Opened 13 months ago

Last modified 8 months ago

#34943 assigned New feature

Support passing unique constraint names to bulk_create().

Reported by: Alex Vandiver Owned by: HAMA Barhamou
Component: Database layer (models, ORM) Version: dev
Severity: Normal Keywords: bulk insert update upsert
Cc: Vitor Pereira, Chih Sean Hsu, Simon Charette, Ülgen Sarıkavak Triage Stage: Accepted
Has patch: no Needs documentation: no
Needs tests: no Patch needs improvement: no
Easy pickings: no UI/UX: no

Description (last modified by Mariusz Felisiak)

#31685 added support for INSERT ... ON CONFLICT(col1, col2) DO UPDATE SET ... In some cases, however, the unique constraint may be on computed columns, which cannot be used with unique_fields because they are directly quoted.

For instance:

from django.db.models.functions import Upper
UserTopic.objects.bulk_create(
  [ut],
  update_conflicts=True,
  update_fields=['last_updated','visibility_policy'],
  unique_fields=['user_profile_id','stream_id',Upper('topic_name')],
)

...fails because UserTopic has no field named 'Upper(F(topic_name))'.

And:

UserTopic.objects.bulk_create(
  [ut],
  update_conflicts=True,
  update_fields=['last_updated','visibility_policy'],
  unique_fields=['user_profile_id','stream_id','upper(topic_name)'],
)

...fails similarly, with UserTopic has no field named 'upper(topic_name)'.

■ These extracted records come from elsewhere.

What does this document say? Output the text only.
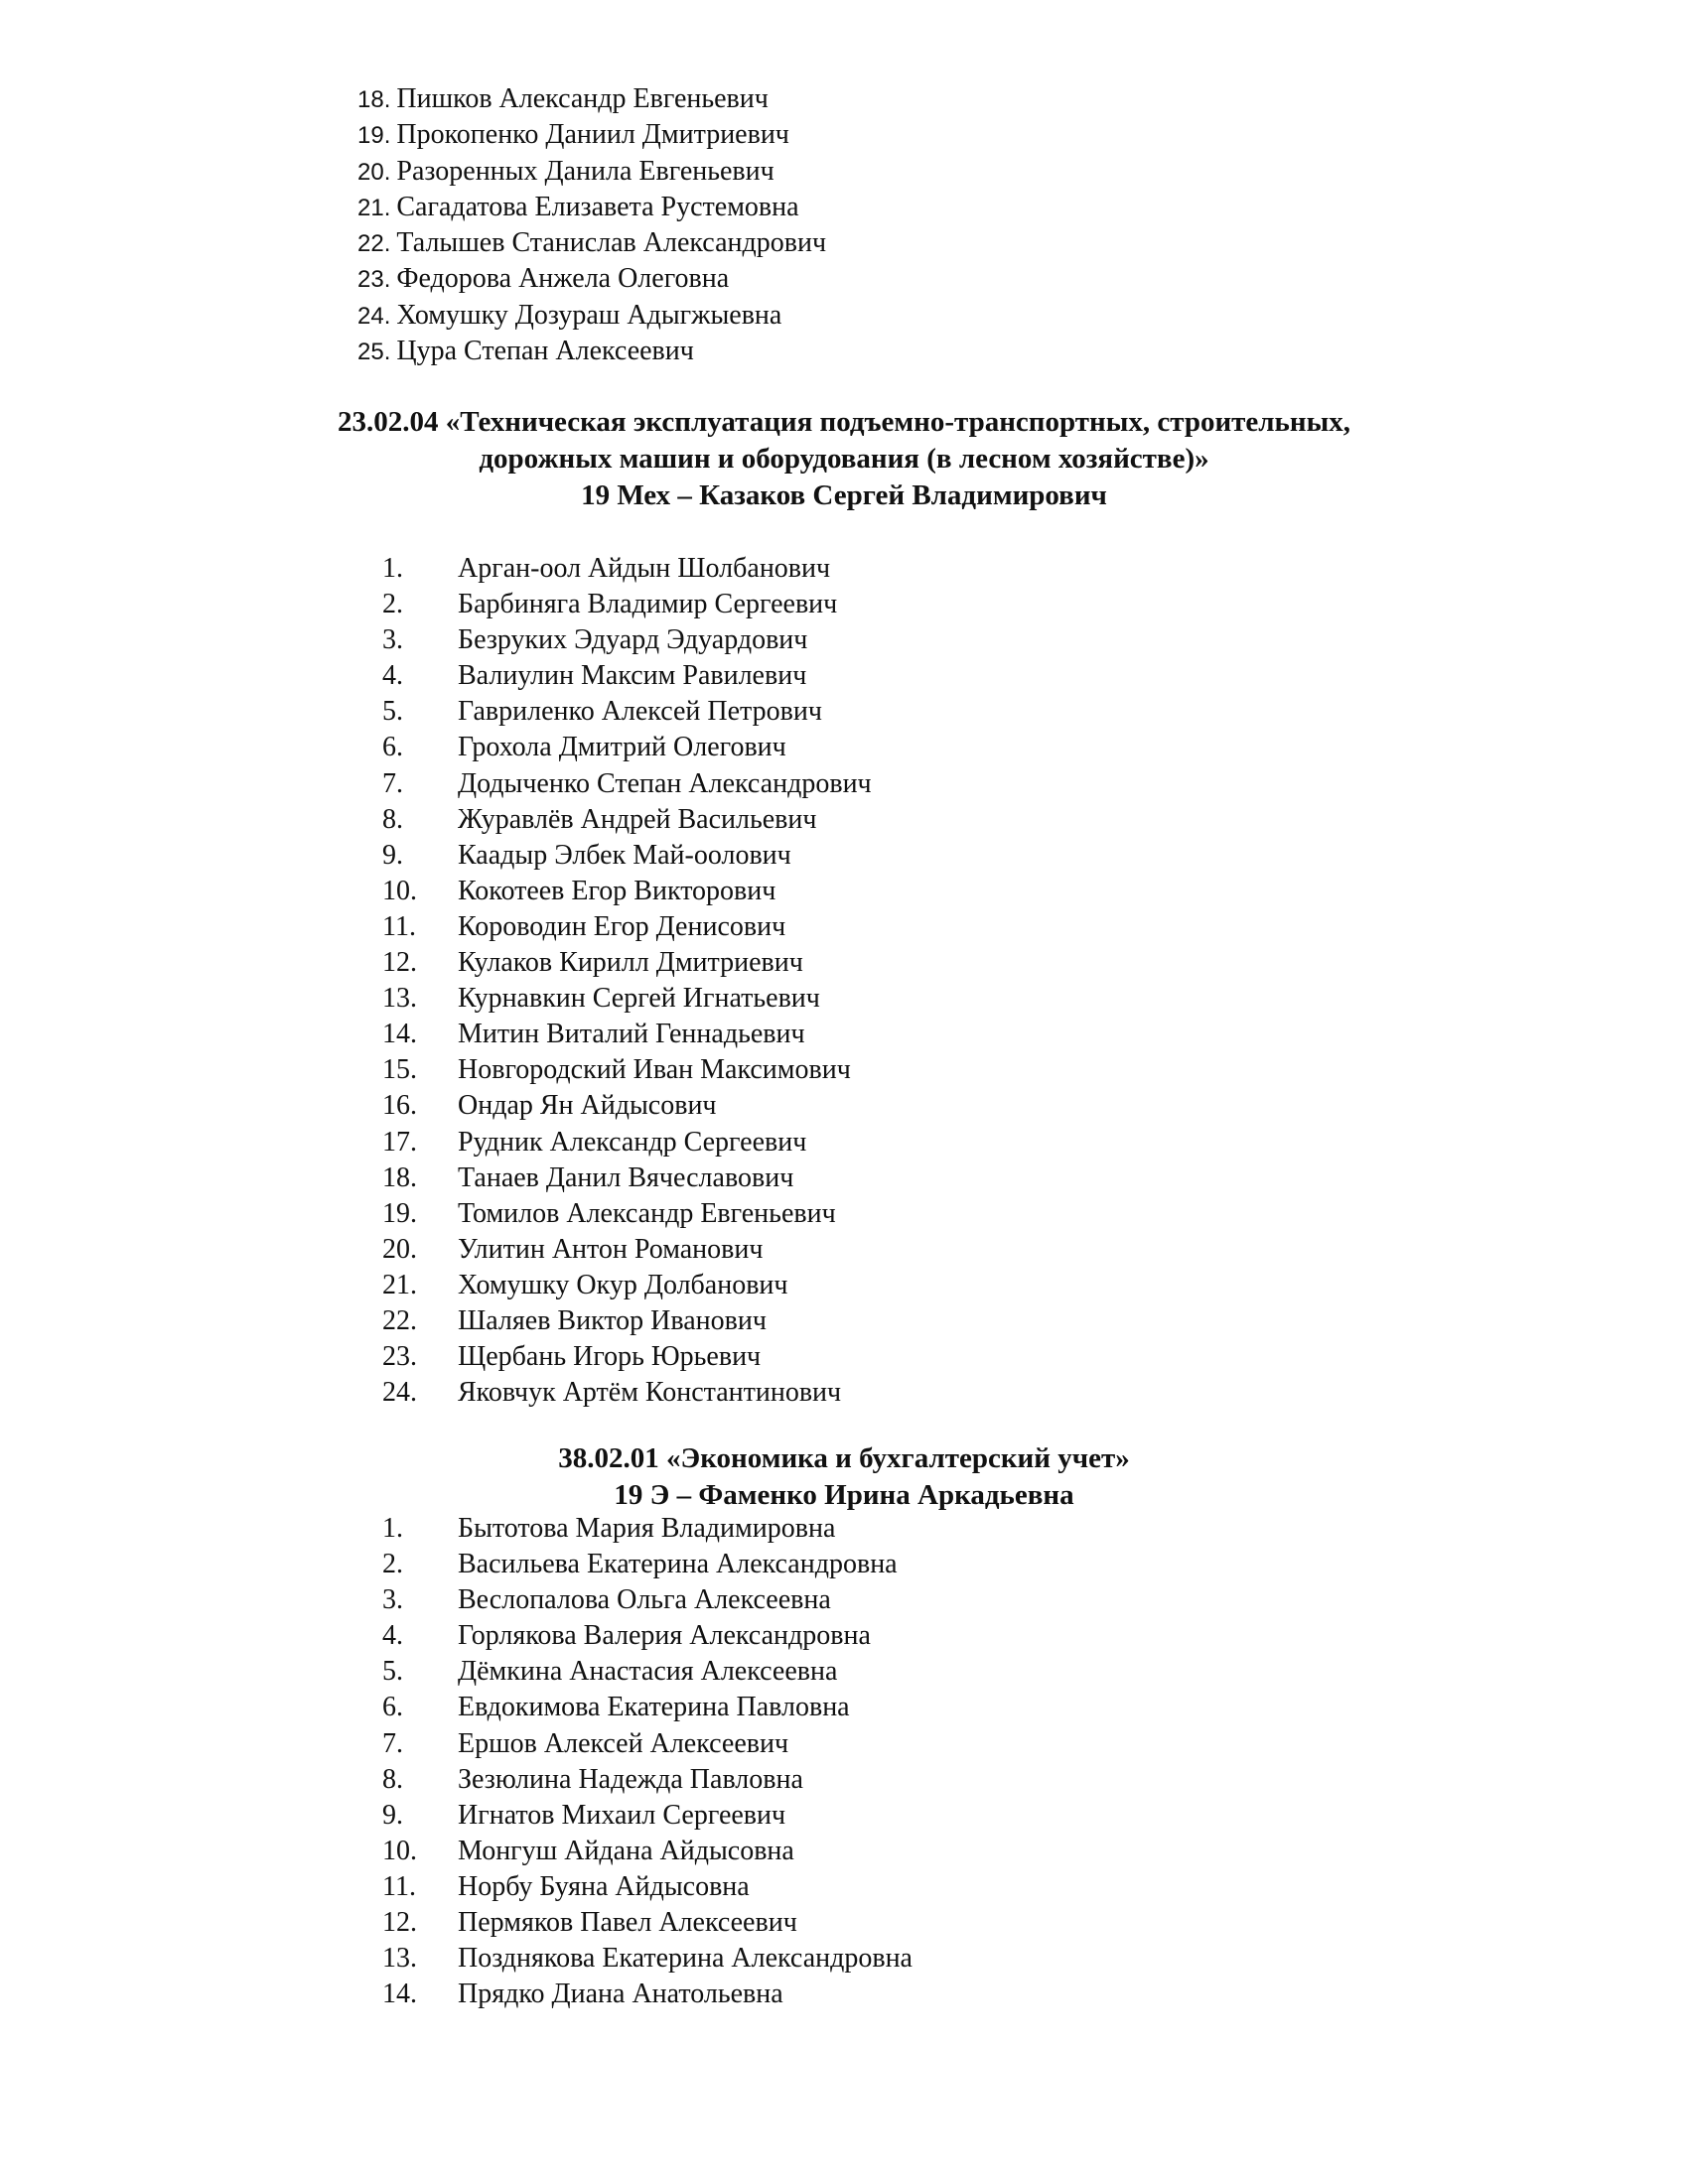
18. Пишков Александр Евгеньевич
19. Прокопенко Даниил Дмитриевич
20. Разоренных Данила Евгеньевич
21. Сагадатова Елизавета Рустемовна
22. Талышев Станислав Александрович
23. Федорова Анжела Олеговна
24. Хомушку Дозураш Адыгжыевна
25. Цура Степан Алексеевич
23.02.04 «Техническая эксплуатация подъемно-транспортных, строительных,
дорожных машин и оборудования (в лесном хозяйстве)»
19 Мех – Казаков Сергей Владимирович
1. Арган-оол Айдын Шолбанович
2. Барбиняга Владимир Сергеевич
3. Безруких Эдуард Эдуардович
4. Валиулин Максим Равилевич
5. Гавриленко Алексей Петрович
6. Грохола Дмитрий Олегович
7. Додыченко Степан Александрович
8. Журавлёв Андрей Васильевич
9. Каадыр Элбек Май-оолович
10. Кокотеев Егор Викторович
11. Короводин Егор Денисович
12. Кулаков Кирилл Дмитриевич
13. Курнавкин Сергей Игнатьевич
14. Митин Виталий Геннадьевич
15. Новгородский Иван Максимович
16. Ондар Ян Айдысович
17. Рудник Александр Сергеевич
18. Танаев Данил Вячеславович
19. Томилов Александр Евгеньевич
20. Улитин Антон Романович
21. Хомушку Окур Долбанович
22. Шаляев Виктор Иванович
23. Щербань Игорь Юрьевич
24. Яковчук Артём Константинович
38.02.01 «Экономика и бухгалтерский учет»
19 Э – Фаменко Ирина Аркадьевна
1. Бытотова Мария Владимировна
2. Васильева Екатерина Александровна
3. Веслопалова Ольга Алексеевна
4. Горлякова Валерия Александровна
5. Дёмкина Анастасия Алексеевна
6. Евдокимова Екатерина Павловна
7. Ершов Алексей Алексеевич
8. Зезюлина Надежда Павловна
9. Игнатов Михаил Сергеевич
10. Монгуш Айдана Айдысовна
11. Норбу Буяна Айдысовна
12. Пермяков Павел Алексеевич
13. Позднякова Екатерина Александровна
14. Прядко Диана Анатольевна
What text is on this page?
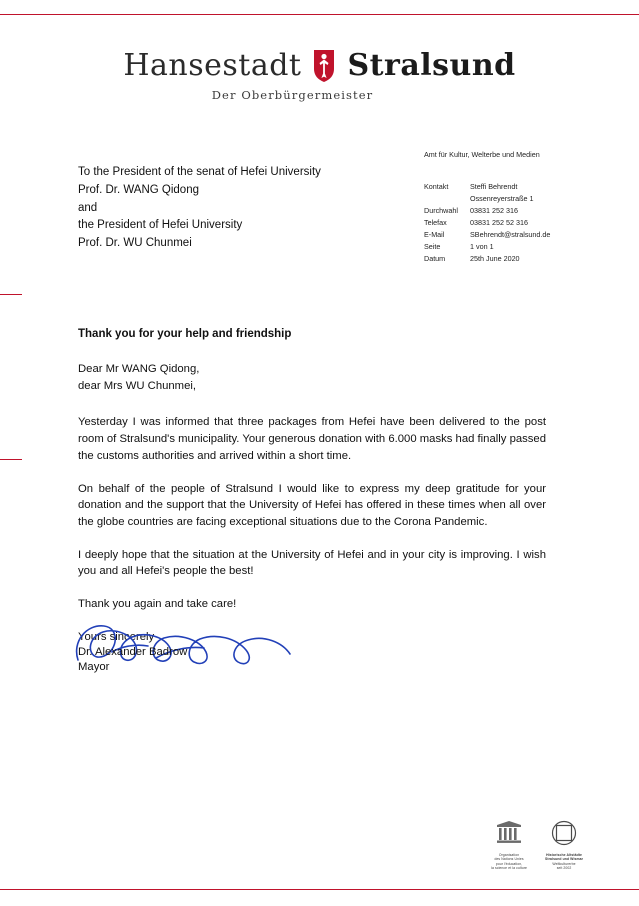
Hansestadt Stralsund
Der Oberbürgermeister
Amt für Kultur, Welterbe und Medien
Kontakt	Steffi Behrendt
	Ossenreyerstraße 1
Durchwahl	03831 252 316
Telefax	03831 252 52 316
E-Mail	SBehrendt@stralsund.de
Seite	1 von 1
Datum	25th June 2020
To the President of the senat of Hefei University
Prof. Dr. WANG Qidong
and
the President of Hefei University
Prof. Dr. WU Chunmei
Thank you for your help and friendship

Dear Mr WANG Qidong,
dear Mrs WU Chunmei,

Yesterday I was informed that three packages from Hefei have been delivered to the post room of Stralsund's municipality. Your generous donation with 6.000 masks had finally passed the customs authorities and arrived within a short time.

On behalf of the people of Stralsund I would like to express my deep gratitude for your donation and the support that the University of Hefei has offered in these times when all over the globe countries are facing exceptional situations due to the Corona Pandemic.

I deeply hope that the situation at the University of Hefei and in your city is improving. I wish you and all Hefei's people the best!

Thank you again and take care!

Yours sincerely

Dr. Alexander Badrow
Mayor
Organisation
des Nations Unies
pour l'éducation,
la science et la culture
Historische Altstädte
Stralsund und Wismar
Weltkulturerbe
seit 2002
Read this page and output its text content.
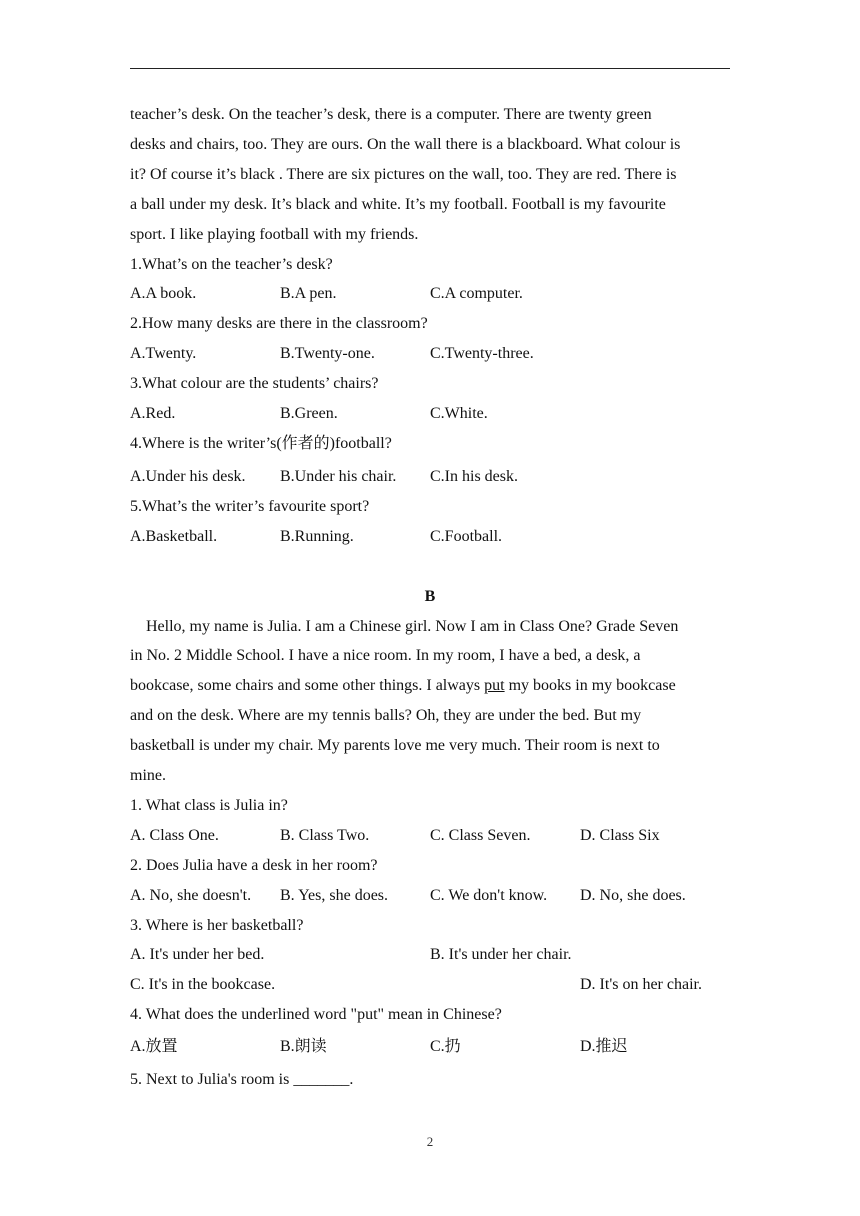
teacher’s desk. On the teacher’s desk, there is a computer. There are twenty green

desks and chairs, too. They are ours. On the wall there is a blackboard. What colour is

it? Of course it’s black . There are six pictures on the wall, too. They are red. There is

a ball under my desk. It’s black and white. It’s my football. Football is my favourite

sport. I like playing football with my friends.

1.What’s on the teacher’s desk?

A.A book.	B.A pen.	C.A computer.

2.How many desks are there in the classroom?

A.Twenty.	B.Twenty-one.	C.Twenty-three.

3.What colour are the students’ chairs?

A.Red.	B.Green.	C.White.

4.Where is the writer’s(作者的)football?

A.Under his desk.	B.Under his chair.	C.In his desk.

5.What’s the writer’s favourite sport?

A.Basketball.	B.Running.	C.Football.

B

Hello, my name is Julia. I am a Chinese girl. Now I am in Class One? Grade Seven

in No. 2 Middle School. I have a nice room. In my room, I have a bed, a desk, a

bookcase, some chairs and some other things. I always put my books in my bookcase

and on the desk. Where are my tennis balls? Oh, they are under the bed. But my

basketball is under my chair. My parents love me very much. Their room is next to

mine.

1. What class is Julia in?

A. Class One.	B. Class Two.	C. Class Seven.	D. Class Six

2. Does Julia have a desk in her room?

A. No, she doesn't.	B. Yes, she does.	C. We don't know.	D. No, she does.

3. Where is her basketball?

A. It's under her bed.	B. It's under her chair.
C. It's in the bookcase.	D. It's on her chair.

4. What does the underlined word "put" mean in Chinese?

A.放置	B.朗读	C.扔	D.推迟

5. Next to Julia's room is _______.

2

It would be a useful feature to be able to handle these cases.

Change History (11)

comment:1 by Mariusz Felisiak, 13 months ago

Cc: Vitor Pereira Chih Sean Hsu added
Description: modified (diff)
Summary: Support computed unique fields for INSERT ON CONFLICT ... UPDATESupport passing database expressions to bulk_create()'s unique_fields.
Triage Stage: UnreviewedAccepted
Type: UncategorizedNew feature

Sounds reasonable.

comment:2 by Alex Vandiver, 13 months ago

Keywords: bulk insert update upsert added

comment:3 by Simon Charette, 13 months ago

Maybe the would be an opportunity to deprecate/rename the unique_fields kwarg name to unique_expressions or unique_together to denote that not only fields are acceptable here.

Or we could take an hybrid approach like we did with Index and Constraint where either allow update_fields or update_expressions to be specified.

I get a sense that we should have preferred a unique_constraint kwarg that points to the name of an entry of Meta.constraints or the name of a Field(unique) in the first place instead of forcing users to specify the exact same index definition they have in their model, Meta.unique_together, or Meta.constraints instead.

For backends that support the ON CONFLICT ON CONSTRAINT clause we could have simply used it for the constraint name specified otherwise we know what the index expression associated with the specified constraint is so we can generate the proper SQL.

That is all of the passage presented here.